Our lips disconnected, and Angelo took my hand in his, tugging me back toward the school.
“Whatever it is, we’ll make it. You know that, right?”
“I know that.”
I turned my head around one last time to see if there was something I’d missed, and sure enough, there was.
While Wolfe wasn’t there, Kristen sure was, tucked inside a parked car, recording the whole thing.
I cheated on my husband, Wolfe Keaton.
The end.
She’s been fucking him the whole time.
They’re in a hotel in Buffalo Grove now, FYI. Might wanna make sure she takes a shower before you dip into it tonight.
I hope you know what it looks like to the media, Senator Keaton. You’re officially the joke of the state.
I’d read Kristen’s text messages until my eyes nearly bled. They were accompanied by pictures. Or rather, evidence. Evidence I couldn’t overlook since Twitter and Instagram burst with the same images from a hundred different angles of my wife, Mrs. Francesca Keaton, kissing her former flame and fellow student, Angelo Bandini, in the rain. It was like a fucked-up scene from The Notebook. The way he held her. The way she submitted to him. Kissed him back. Fiercely.
I couldn’t unglue my eyes even if I wanted to. And, quite frankly, I didn’t want to.
This is what you get for putting your trust in another human being, idiot.
In a fucking Rossi, no less.
I ignored Kristen’s message, knowing damn well that she was not at the school by chance. She wanted me to see those pictures. Wanted me to know that Francesca had an affair with Angelo. Throughout our entire marriage, he’d been a third wheel. A thorn in my side. Now, finally, Francesca made a proactive choice.
She kissed him in front of the world.
She. Chose. Him.
I had to hand it to my young, spitfire wife. She almost managed to crack me completely. It was that sweet pussy and smart mouth. A lethal combination if I ever met one. But this was the wake-up call that I’d needed.
I left the store I was standing in, making my way out of it and toward my car, on my way home. I’d given up my driver for my wife. I’d given up a lot for my wife.
Which reminded me—where on earth was fucking Smithy?
“Hey. Hi. Hey,” Smithy greeted when I called him as I got into my car. My EPAs were at my side. Protocol dictated they couldn’t drive for me. Shame. I was about to hurl all of us off the Michigan Avenue Bridge.
“Where the fuck were you this afternoon?” I demanded. By his way of answering, I knew he’d already seen the pictures on Twitter. Jesus Christ, who the hell hadn’t at this point?
“She said you were going to pick her up. That you didn’t fly out to Springfield today. And I didn’t see your car in the garage in the morning, so I figured it was true.”
It was. I had two meetings downtown today. And, strangely, I was going to surprise Francesca at her school.

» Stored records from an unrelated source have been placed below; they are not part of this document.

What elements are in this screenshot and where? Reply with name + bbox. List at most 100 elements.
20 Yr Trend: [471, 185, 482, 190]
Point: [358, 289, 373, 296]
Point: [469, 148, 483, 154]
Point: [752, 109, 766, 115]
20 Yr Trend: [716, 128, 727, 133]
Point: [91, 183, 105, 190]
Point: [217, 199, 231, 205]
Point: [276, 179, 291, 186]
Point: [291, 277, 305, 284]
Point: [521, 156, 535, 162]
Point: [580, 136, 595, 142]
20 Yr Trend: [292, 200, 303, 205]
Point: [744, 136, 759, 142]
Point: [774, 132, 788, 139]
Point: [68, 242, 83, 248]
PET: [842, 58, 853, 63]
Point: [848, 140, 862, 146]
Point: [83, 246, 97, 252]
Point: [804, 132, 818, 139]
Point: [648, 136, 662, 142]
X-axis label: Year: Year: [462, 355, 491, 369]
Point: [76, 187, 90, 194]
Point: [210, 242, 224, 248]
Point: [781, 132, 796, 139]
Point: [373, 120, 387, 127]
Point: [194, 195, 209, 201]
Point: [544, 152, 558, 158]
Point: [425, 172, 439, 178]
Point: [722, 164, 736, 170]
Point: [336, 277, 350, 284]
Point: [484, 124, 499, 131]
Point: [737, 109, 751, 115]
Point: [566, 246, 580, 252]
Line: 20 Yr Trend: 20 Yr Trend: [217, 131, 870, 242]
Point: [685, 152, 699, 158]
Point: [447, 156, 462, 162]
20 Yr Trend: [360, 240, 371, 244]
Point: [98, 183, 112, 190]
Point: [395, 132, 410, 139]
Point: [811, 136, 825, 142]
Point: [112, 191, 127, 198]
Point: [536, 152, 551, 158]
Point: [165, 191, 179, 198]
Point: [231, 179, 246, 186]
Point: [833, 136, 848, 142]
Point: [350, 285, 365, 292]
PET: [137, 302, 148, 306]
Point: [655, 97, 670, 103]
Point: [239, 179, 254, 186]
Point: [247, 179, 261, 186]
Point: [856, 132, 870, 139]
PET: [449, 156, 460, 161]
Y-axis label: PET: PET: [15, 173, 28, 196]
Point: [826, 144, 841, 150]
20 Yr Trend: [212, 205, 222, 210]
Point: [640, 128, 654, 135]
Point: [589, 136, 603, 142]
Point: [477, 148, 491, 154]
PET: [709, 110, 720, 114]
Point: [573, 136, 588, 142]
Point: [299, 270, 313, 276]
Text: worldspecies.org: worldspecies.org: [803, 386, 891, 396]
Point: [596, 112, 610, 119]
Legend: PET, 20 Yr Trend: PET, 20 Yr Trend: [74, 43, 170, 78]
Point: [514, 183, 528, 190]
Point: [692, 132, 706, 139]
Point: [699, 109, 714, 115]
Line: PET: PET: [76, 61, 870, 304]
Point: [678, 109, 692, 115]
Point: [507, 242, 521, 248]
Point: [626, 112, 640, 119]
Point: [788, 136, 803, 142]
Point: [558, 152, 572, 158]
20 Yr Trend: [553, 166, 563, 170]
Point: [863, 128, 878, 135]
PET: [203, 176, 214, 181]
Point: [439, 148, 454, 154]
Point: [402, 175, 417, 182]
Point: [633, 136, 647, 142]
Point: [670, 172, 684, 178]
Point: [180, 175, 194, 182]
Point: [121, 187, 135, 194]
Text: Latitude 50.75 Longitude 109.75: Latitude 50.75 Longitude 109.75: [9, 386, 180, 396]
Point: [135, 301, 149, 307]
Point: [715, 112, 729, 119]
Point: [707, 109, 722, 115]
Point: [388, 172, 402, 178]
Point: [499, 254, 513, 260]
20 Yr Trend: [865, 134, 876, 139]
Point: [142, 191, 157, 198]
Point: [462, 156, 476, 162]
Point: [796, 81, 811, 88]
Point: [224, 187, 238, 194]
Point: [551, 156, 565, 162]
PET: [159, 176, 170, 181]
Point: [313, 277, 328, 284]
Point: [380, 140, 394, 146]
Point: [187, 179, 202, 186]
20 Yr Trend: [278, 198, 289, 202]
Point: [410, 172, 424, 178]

I ran late because my second appointment—the one in which I purchased a Yamaha C-7 Grand Piano for my unhappy wife—ran late. It was supposed to be a surprise. Of course, my lovely wife beat me to it this round.
My phone buzzed in my hand. For a second, I thought it’d be Francesca, calling to tell me that it wasn’t what it looked like. I glanced at the caller ID. No. It was just Preston Bishop, eager for some blood sport.